Paste Meets MCP

Paste, the Mac clipboard manager, just added MCP support. Your clipboard history can now talk to Claude, Codex, Cursor, or any other AI tool that speaks the protocol, through a local MCP server running on your Mac.

Think about what passes through your clipboard in a week. Links, screenshots, snippets from PDFs, that paragraph you copied out of an email and promptly forgot about. A clipboard manager already remembers all of it.

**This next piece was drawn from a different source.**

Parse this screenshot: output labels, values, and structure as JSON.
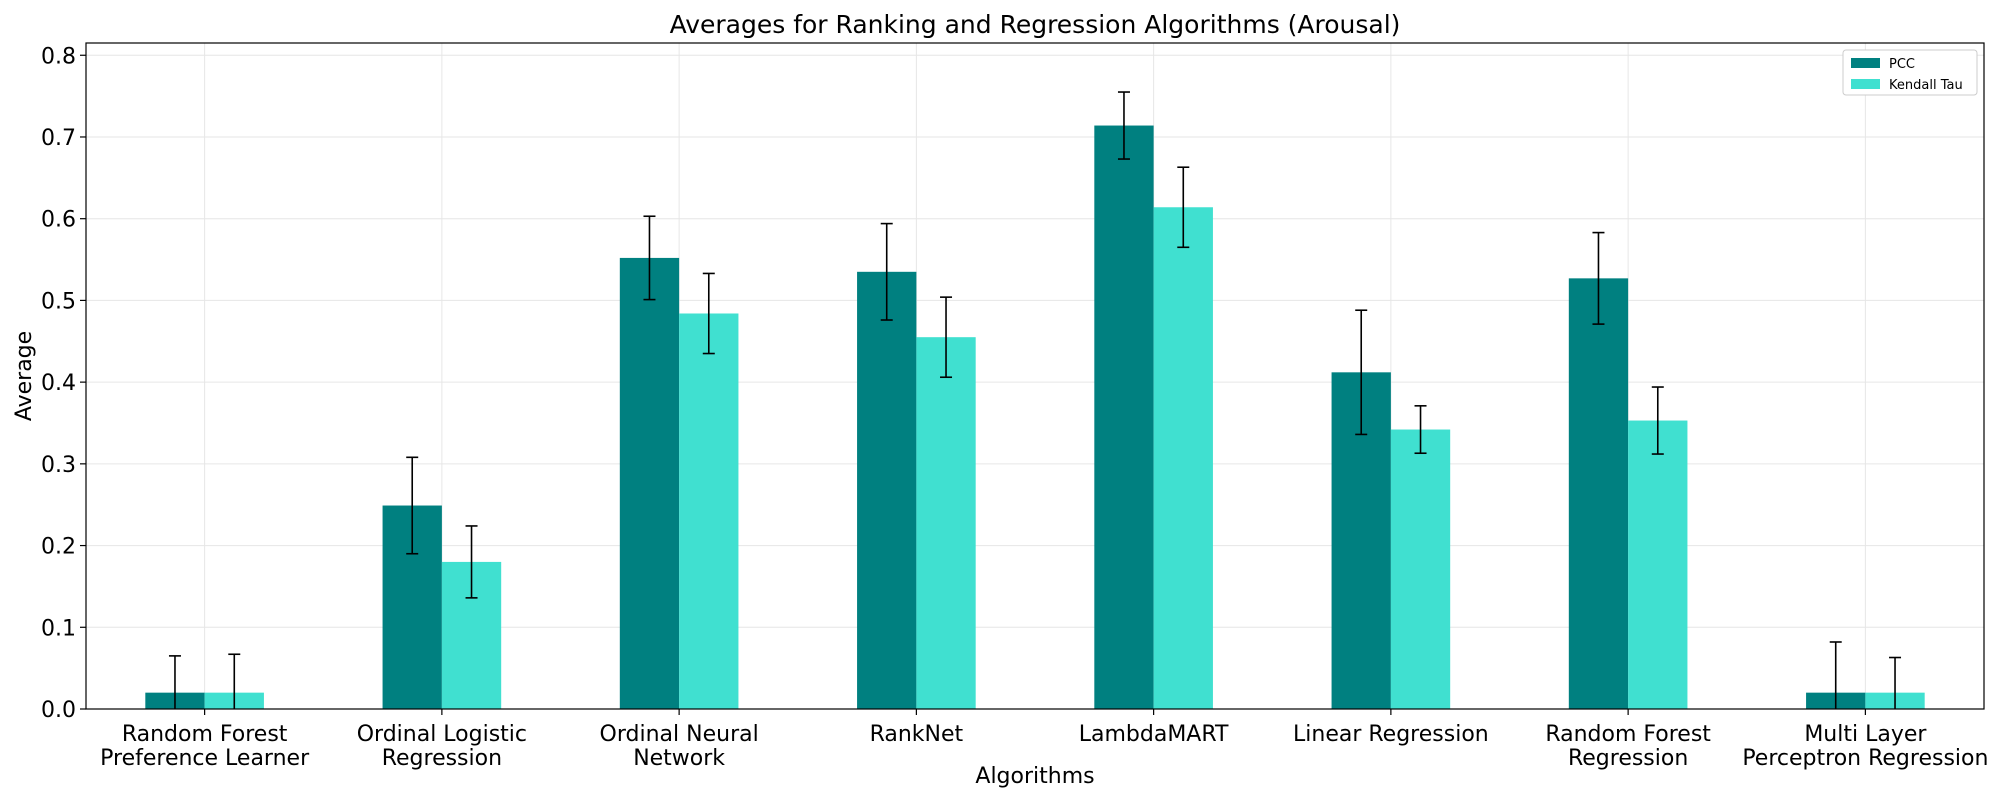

Connecting that memory to a robot assistant makes it useful in a new way. Ask for everything you copied about a project this week, and the robot pulls it together into a draft or a summary without you digging through the history yourself.

This is the part of the MCP story that keeps me interested. Ordinary utilities quietly become context sources, and the robot gets smarter without you typing a single extra word into a chat box.

A word about the privacy side, because clipboards are sensitive territory. Mine has held passwords, account numbers, and plenty of things I’d never paste into a chat window on purpose. Paste puts this behind a switch. You choose which tools get access, and you can revoke it at any time. I’m glad it’s a switch and not a default, and I’d think carefully before flipping it on a machine where your clipboard sees confidential work.

Setup is simple. Open Paste’s MCP settings, turn on Enable MCP, pick your AI tool, and follow the guide.

I keep telling anyone who will listen that a robot assistant is only as good as the context you feed it. An MCP-enabled clipboard can really help.